Teenager Lukas Haitzmann sets world record in Atlantic row

LUKAS HAITZMANN
18 years old - 3,000 miles in 59 days, 8 hours and 22 minutes - a new world record

At the age of 18, student Lukas Haitzmann has set a new world record by becoming the youngest person to row solo across the Atlantic Ocean - or any ocean for that matter.

The British-Italian-Austrian teenager set off on his 3,000-mile journey from the Canary Islands in December, finally docking in Antigua on Saturday.

Haitzmann becomes the youngest winner of the solo Talisker Whisky Atlantic Challenge, after a gruelling 59 days, 8 hours and 22 minutes at sea.

BBC Sport managed to reach Lukas in Antigua and spoke to him once he had enjoyed a good meal...

BBC Sport: Hi Lukas! So you completed your epic journey three days ago, how are you feeling now?!

Lukas: Not too bad actually, I'm still a little sore but Antigua is a stunning place to recover so it could be worse.

I ate two HUGE burgers with bacon and some Austrian ham as soon as I got on dry land. They were amazing. I lost 10 kilos during the race (he weighed 75 kg before) so I definitely needed both burgers!

BBC Sport: They sound incredible. So was going without good food one of the toughest parts of the challenge?

Lukas: The food wasn't great - I've been rehydrating freeze dried meals which is essentially astronaut food, and topping myself up with protein bars occasionally to give myself something to actually bite.

Canary Islands to Antigua

And then there's the toilet situation. As us rowers say - "bucket and chuck it"!

But the hardest thing was my electric water filter, which converts sea water to drinking water, broke meaning I had to manually pump my water for 10 days.

So on top of rowing 12-14 hours a day it took about an hour of heavy pumping every day, adding to my exhaustion. That was for sure the hardest thing.

BBC Sport: That sounds like it could have been a dangerous situation. How did you manage to fix it?

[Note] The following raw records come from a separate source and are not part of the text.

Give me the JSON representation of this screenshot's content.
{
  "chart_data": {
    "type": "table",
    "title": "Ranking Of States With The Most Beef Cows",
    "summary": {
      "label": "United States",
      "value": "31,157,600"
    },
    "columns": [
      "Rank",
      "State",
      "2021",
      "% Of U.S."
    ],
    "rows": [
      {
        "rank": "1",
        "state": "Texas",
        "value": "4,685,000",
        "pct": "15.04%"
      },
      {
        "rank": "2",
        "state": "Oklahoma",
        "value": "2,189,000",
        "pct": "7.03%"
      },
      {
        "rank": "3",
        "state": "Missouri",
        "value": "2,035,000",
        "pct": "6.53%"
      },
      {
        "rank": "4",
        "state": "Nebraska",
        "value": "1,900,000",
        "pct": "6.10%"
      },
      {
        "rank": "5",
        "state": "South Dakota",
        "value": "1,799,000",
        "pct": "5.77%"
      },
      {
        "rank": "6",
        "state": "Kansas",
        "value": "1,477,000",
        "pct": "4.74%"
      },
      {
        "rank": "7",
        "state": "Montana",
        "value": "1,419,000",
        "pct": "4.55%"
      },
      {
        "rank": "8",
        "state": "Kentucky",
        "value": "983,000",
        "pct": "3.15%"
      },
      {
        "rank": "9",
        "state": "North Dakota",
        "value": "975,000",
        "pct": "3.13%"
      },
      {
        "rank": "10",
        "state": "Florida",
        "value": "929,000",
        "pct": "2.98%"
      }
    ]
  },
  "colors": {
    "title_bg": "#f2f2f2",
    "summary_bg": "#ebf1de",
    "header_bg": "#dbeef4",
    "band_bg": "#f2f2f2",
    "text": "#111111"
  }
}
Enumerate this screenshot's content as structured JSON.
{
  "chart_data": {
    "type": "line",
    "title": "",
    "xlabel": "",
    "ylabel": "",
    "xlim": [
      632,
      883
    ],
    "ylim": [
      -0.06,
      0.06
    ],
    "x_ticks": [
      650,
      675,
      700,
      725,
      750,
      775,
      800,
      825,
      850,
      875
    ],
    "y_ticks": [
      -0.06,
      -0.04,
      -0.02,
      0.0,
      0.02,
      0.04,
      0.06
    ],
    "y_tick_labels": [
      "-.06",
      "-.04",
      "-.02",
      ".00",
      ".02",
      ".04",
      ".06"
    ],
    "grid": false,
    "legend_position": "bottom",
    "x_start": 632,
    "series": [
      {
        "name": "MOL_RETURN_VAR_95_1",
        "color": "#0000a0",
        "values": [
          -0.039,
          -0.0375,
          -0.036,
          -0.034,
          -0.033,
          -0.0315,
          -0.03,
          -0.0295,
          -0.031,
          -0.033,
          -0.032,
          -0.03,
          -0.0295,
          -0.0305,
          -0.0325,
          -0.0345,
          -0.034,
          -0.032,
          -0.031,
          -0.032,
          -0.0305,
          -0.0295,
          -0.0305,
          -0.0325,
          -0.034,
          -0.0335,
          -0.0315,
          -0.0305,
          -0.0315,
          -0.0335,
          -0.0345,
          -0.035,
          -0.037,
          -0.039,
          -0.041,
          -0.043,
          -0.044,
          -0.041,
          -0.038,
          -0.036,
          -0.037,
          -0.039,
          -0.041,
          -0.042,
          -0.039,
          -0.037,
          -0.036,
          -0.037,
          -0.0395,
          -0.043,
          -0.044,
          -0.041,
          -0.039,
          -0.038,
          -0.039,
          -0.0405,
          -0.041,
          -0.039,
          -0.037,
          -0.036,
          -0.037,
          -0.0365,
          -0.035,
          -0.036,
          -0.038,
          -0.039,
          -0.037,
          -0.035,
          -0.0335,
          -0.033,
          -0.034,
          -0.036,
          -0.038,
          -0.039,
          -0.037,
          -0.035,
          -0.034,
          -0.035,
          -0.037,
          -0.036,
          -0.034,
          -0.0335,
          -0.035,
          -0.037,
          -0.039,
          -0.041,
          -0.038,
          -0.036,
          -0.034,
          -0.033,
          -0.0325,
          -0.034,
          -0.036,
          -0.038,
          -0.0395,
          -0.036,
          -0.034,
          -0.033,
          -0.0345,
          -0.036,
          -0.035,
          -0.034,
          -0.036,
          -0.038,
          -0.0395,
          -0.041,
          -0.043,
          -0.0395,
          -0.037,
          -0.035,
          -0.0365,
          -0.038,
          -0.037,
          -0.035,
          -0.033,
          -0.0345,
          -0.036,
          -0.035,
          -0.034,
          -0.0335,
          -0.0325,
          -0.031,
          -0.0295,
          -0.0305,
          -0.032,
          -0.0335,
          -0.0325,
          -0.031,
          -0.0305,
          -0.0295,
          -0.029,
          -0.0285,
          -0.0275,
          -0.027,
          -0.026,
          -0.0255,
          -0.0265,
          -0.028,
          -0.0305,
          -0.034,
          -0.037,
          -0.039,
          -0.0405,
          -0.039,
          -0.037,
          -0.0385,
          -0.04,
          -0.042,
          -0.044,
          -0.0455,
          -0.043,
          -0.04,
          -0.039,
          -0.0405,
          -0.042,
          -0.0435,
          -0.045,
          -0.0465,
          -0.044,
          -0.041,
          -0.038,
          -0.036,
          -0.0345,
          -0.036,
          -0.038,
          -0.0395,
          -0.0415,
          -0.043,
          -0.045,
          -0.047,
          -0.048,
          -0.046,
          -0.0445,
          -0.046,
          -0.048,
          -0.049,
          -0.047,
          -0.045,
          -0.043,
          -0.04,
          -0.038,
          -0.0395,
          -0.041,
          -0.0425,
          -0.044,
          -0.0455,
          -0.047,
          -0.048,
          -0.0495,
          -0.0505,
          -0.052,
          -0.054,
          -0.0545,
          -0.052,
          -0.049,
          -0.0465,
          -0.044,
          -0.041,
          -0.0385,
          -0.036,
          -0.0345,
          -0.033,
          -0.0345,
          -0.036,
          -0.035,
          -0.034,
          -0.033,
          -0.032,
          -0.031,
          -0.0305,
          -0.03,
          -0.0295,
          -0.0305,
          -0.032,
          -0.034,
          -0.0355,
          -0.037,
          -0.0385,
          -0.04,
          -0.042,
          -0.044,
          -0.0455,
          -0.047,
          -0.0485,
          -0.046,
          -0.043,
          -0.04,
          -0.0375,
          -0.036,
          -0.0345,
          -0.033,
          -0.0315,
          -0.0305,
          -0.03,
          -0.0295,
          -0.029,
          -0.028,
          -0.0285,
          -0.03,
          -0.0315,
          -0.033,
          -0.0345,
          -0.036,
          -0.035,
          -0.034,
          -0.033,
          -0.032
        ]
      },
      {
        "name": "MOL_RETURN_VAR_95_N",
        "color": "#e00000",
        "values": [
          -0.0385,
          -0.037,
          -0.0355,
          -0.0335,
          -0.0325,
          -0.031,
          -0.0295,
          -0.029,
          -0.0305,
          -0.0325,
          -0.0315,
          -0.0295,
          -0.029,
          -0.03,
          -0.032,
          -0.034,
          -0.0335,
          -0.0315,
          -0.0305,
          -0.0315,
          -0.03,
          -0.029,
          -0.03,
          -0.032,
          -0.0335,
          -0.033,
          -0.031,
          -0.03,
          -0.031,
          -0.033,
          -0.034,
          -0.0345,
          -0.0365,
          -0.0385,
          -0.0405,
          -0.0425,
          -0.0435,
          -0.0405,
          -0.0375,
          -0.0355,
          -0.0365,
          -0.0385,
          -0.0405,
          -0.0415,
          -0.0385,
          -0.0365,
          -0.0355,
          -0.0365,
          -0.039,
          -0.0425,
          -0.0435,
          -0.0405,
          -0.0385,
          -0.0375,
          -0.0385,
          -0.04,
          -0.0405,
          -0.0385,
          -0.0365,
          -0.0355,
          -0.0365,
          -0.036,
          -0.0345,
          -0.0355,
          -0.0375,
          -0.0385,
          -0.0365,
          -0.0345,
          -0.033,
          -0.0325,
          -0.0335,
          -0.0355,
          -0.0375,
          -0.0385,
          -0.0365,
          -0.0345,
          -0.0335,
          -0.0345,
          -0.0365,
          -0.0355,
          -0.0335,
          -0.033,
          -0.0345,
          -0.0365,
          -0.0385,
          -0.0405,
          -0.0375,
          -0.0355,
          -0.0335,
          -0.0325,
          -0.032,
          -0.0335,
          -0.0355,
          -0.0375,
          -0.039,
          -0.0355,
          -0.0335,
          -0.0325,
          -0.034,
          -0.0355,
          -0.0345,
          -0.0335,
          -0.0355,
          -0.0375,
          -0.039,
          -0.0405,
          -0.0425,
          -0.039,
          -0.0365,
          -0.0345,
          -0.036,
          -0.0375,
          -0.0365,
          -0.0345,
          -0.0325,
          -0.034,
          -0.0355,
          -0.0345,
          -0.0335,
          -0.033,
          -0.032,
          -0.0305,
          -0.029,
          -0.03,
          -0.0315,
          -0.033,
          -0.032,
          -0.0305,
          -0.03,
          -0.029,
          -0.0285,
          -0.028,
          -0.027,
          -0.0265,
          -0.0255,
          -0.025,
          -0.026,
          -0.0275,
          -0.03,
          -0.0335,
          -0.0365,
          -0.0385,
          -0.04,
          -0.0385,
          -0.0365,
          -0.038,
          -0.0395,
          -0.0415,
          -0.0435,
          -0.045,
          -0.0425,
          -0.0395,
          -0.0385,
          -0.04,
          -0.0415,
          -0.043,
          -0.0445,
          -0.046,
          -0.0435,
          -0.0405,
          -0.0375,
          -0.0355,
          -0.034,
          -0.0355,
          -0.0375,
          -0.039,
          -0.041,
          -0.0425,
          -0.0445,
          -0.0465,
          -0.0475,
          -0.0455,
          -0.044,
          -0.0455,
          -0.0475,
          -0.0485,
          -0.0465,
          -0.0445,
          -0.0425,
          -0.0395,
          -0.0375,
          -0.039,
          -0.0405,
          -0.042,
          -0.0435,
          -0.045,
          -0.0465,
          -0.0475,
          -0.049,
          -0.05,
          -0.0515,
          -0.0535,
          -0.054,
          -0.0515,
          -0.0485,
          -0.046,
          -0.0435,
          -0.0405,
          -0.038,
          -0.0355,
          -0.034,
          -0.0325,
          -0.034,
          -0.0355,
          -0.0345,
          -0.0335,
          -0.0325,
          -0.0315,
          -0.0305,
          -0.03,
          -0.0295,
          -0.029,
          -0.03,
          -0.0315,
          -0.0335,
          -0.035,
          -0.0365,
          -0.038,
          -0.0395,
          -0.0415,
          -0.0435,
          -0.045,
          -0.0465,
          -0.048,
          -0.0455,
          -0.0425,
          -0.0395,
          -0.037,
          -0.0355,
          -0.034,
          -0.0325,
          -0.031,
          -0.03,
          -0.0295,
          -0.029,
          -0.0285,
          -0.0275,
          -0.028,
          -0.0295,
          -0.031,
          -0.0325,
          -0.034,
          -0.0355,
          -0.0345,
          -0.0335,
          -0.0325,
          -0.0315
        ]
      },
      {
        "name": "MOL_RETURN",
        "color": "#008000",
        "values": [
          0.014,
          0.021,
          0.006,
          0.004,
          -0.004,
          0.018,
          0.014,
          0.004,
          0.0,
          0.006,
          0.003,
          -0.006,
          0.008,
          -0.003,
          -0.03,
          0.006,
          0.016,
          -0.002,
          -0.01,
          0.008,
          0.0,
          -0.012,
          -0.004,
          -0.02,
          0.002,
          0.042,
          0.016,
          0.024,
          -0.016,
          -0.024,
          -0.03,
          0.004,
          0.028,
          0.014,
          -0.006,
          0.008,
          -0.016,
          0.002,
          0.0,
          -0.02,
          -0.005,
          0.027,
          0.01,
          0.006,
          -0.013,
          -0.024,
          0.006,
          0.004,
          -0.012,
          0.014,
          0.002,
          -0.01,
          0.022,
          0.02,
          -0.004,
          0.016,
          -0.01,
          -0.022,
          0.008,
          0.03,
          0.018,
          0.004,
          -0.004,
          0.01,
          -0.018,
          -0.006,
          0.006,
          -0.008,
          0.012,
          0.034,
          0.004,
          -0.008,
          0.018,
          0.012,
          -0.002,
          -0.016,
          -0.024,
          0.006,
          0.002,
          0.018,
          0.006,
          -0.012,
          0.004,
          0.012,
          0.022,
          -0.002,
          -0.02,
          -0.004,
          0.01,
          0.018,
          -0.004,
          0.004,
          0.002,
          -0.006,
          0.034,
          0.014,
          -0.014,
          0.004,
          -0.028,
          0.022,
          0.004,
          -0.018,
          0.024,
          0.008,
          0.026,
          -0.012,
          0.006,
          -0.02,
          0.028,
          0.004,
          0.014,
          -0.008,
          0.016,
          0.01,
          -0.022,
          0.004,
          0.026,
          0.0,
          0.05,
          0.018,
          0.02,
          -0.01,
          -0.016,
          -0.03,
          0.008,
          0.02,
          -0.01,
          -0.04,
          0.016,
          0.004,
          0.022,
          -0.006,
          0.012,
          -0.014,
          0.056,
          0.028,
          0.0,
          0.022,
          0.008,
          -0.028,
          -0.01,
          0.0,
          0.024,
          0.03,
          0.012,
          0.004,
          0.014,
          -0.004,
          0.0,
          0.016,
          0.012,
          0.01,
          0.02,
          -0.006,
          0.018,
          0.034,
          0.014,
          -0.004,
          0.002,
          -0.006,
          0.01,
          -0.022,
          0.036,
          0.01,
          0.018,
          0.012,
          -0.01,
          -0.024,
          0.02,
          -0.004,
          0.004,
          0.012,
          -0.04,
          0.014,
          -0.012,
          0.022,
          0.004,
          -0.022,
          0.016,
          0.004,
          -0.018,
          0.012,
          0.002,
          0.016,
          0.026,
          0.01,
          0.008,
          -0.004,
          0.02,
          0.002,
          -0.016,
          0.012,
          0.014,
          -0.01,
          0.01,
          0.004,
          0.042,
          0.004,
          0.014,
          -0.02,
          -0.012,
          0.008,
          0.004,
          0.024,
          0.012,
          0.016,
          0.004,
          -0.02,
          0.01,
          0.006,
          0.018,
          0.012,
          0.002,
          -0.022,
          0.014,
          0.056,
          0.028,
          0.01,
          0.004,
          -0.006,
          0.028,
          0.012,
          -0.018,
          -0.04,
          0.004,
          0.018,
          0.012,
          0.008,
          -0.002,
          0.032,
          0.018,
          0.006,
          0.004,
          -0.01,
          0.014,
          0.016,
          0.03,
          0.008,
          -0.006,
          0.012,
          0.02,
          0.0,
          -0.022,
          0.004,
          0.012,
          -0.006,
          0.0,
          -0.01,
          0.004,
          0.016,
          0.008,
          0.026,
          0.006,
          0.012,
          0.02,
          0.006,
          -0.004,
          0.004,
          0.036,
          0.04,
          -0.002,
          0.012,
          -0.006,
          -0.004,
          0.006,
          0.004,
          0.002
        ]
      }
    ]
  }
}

Lukas: I was able to speak to engineers over my satellite phone and they talked me through how to fix the electric pump. I am planning to study extreme sports engineering at university in September so it actually was great experience for me.

BBC Sport: Finding the positive in a difficult situation - did maintaining that kind of attitude help you on your journey? Did you ever find yourself lonely or scared?

Lukas: Well put it this way, at times it was a lot more difficult than I anticipated, but I just kept thinking, 'I put myself up for this challenge so I can't start complaining when it gets hard'.

I was able to to contact my Mum on the satellite phone every now and again but the isolation was a bit of a shock to the system.

Atlantic Campaigns/Photofantasya
Lukas rowed for up to 14 hours per day without stopping.

As an 18-year-old, I am used to being in constant contact with people on social media or even just having something to listen to, but there were times when I suddenly thought to myself, "bloody hell, I'm really alone".

My music ran out after a month so I had to do the second half of the trip in silence but after I got used to it, it was really peaceful.

I obviously prefer to be around people but you never really get the chance to be alone and I did appreciate the freedom of nature and the break from social media.

I am going sailing for a few days with friends now so I'm definitely not sick of the ocean! You discover a new found love of water when you are surrounded by it.

BBC Sport: Is that one of the reasons why you undertook this challenge in the first place?

Lukas: Well, I am dyslexic, and when you're a young kid, it is scary to be told you will find it really hard to read or write, so you sort of give up.

I used to use my dyslexia as an excuse for not achieving, or worse, for not trying something in the first place.

I look back and realise I had so many opportunities that I just assumed would be too hard to overcome, so I just didn't take them.

But when I started taking on challenges, purposely putting myself outside of my comfort zone, I felt an amazing sense of achievement and it grew from there.

I realised I may not be able to read or write as quickly or as perfectly as other people, but I can do all these other things.

As cheesy as it sounds, I want to show other young kids with dyslexia that you should not be afraid to prove people wrong.

Doing challenges like this are a huge burden on the body, but the mental resilience you find will come in handy.